In the garden of mirrored monsters.

In the end, it was the materials that killed her. But isn’t this always the case, these days? she might have said, taking aim at another plaster sculpture. In the beginning, her thing was to hide bags of paint inside, to bleed an aftermath. 

When she was done with shooting, she became mother to the monsters. It was a dream vision. Why? someone asked. They locked her up. In lieu of an answer, she returned to her creatures.

See the sphinx, a flower blooming from one breast, her insides shards of mirror. But why? Inquiries persisted. The monsters grew. To heal, she said. A joyland, she named it, locus for a new kind of life.

What kind? someone wondered. 

One where when your face breaks, it bursts into a tree.

Someone called it an apocalypse in paradise. She did not object.

***

Inspired by the work of Niki de Saint Phalle.

Fragilities

Considering emergent occasions.

Common practice refers to any “I” with consistency, but there is no monument here, only these constant aberrations. A body may be well one moment, wounded the next, then ill. Same for soul, spirit, mind, and whatever else we try attaching to this ongoing flux.

Also common, at least after a certain point, to wonder each morning, how now? Check pulse, blood pressure, eyes. Are the dark circles back? I remember the years I could not look because I knew. How cold, this seeming indifference. I was angry at her, for being so much less than solid. And possibly more, too; more than I wanted to imagine. I wasn’t myself, we commonly say, looking back on moments like this. And yet, I never asked, who are you? I never asked, how is your name? or what form shall we take, next?

We move more gently now. I check the pressure, coaxing encouragement. C’mon, I whisper, while I wait. Don’t let up. The translation might be a little prayer, some invocation to this small, quaking of tentative flesh and fluctuating fluids, to hold. We are still emerging.

***

Inspired while reading John Donne’s opening meditation in Devotions Upon Emergent Occasions (1624).

Playing Time

With the angels still untrained in walking.

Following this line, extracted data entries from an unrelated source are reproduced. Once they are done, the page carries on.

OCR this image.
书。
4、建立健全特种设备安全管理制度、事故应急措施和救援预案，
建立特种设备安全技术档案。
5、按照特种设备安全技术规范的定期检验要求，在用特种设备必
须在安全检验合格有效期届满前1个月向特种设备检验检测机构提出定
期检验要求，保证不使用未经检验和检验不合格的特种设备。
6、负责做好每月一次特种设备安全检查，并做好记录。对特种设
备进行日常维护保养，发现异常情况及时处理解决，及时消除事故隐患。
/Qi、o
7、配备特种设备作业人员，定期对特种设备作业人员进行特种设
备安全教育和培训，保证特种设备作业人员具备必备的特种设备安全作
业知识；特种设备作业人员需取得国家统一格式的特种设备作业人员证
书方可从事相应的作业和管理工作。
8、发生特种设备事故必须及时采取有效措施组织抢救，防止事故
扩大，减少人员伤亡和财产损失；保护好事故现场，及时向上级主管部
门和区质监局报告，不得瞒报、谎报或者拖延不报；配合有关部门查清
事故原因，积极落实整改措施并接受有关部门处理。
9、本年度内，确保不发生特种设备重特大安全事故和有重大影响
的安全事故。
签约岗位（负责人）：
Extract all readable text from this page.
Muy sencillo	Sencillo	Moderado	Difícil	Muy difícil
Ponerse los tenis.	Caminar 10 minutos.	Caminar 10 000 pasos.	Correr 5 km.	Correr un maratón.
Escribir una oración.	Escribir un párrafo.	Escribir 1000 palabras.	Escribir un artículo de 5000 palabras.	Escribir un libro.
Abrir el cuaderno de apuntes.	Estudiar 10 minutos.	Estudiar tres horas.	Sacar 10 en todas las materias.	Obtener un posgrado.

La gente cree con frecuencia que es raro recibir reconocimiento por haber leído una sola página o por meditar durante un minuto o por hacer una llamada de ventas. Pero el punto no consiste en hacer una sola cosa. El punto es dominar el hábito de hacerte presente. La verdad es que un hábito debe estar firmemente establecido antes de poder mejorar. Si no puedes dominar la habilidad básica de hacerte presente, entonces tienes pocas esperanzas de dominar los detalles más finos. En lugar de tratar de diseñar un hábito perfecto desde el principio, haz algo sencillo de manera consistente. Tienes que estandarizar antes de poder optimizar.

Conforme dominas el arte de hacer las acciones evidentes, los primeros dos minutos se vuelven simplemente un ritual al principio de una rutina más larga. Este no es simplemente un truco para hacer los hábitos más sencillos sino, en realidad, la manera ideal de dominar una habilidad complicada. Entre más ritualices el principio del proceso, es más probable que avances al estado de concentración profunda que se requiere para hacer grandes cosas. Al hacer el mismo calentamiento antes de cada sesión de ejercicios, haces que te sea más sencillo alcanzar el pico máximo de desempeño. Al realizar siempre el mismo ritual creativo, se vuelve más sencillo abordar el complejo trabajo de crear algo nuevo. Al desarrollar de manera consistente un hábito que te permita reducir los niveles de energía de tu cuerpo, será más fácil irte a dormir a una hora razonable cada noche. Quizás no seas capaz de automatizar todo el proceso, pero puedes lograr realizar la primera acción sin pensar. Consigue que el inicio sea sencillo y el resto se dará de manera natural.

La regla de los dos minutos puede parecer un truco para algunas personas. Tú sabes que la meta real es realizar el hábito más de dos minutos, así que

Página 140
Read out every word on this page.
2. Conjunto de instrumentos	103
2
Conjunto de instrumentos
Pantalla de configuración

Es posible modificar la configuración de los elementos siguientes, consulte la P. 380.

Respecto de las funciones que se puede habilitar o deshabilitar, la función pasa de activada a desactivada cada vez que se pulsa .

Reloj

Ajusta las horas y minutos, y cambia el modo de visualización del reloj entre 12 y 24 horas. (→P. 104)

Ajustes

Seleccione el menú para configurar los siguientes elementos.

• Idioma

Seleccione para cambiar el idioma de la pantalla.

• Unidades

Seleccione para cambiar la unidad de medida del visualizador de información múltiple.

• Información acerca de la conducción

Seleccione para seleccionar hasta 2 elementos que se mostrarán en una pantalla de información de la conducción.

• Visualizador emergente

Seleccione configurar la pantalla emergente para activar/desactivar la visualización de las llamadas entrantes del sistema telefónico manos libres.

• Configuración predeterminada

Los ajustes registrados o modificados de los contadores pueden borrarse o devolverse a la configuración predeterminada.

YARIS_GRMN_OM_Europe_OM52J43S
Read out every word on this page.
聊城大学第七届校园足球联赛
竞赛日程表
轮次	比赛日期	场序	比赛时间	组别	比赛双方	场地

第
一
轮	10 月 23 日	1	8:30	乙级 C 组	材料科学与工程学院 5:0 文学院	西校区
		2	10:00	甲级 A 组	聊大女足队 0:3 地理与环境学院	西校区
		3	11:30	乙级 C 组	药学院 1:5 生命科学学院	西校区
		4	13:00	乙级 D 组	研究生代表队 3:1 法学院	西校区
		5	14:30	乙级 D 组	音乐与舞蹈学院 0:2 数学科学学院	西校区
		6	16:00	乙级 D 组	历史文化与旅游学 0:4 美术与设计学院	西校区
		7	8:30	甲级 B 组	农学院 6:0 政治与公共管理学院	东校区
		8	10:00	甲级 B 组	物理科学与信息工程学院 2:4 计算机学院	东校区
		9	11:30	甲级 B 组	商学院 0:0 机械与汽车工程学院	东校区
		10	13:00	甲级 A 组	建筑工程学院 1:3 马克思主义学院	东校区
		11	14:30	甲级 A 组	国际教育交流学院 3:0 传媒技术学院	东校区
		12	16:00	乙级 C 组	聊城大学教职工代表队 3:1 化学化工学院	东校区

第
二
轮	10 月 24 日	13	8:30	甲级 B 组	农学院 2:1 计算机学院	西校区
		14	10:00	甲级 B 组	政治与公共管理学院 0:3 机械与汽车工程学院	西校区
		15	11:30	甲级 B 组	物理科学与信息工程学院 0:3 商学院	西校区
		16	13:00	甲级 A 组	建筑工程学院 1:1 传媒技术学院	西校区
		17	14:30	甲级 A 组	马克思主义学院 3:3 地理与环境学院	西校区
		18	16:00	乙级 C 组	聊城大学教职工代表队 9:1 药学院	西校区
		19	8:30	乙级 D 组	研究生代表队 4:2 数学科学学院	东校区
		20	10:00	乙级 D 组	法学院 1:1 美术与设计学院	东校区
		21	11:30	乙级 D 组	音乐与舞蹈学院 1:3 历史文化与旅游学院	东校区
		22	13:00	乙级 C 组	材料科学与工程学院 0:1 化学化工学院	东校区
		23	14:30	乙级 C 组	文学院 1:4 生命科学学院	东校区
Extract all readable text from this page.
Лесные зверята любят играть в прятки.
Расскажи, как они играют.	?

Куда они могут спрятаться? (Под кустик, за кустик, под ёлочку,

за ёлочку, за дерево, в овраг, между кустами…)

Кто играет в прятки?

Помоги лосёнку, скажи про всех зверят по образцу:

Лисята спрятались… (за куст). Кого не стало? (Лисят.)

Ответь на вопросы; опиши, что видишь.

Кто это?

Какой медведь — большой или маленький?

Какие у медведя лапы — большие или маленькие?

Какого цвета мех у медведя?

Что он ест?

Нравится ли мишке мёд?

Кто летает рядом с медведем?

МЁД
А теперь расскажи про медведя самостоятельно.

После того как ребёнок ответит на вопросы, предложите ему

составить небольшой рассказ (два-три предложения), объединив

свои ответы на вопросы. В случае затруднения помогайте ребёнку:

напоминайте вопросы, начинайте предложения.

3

The artist used the scraps of the day to dance angels on his fingers. He wanted his son to have playmates free of history, open to unknowns, without the knowledge that cultivates fear. Here is the glost of a scarecrow, here the electrical spook. Once upon a time this was a napkin, but now it’s Mr. Death, live on a shoebox stage, fielding questions from all sides. The wine cork becomes the old man, the devil is a ringed glove, and the monk wears a luchador’s mask.

Let’s play, he told the child––animals playing comedy; tragic heroes dressed as children playing proud birds. Make the cat a bull for the land where the only constant is that everything is constantly morphing into something else. 

Watch the big eared clown, ecstatic with the solemn poet and the absolute fool. Only the fragile are powerful here, arms up to highlight where their hands might be, in display of delight: Look, no hands and nothing to hold! They will dance as soon as they wrestle, these angels, and every blessing is also a wound. 

***

Inspired by this article about the hand puppets that Paul Klee (among my favorite artists ever) created for his son.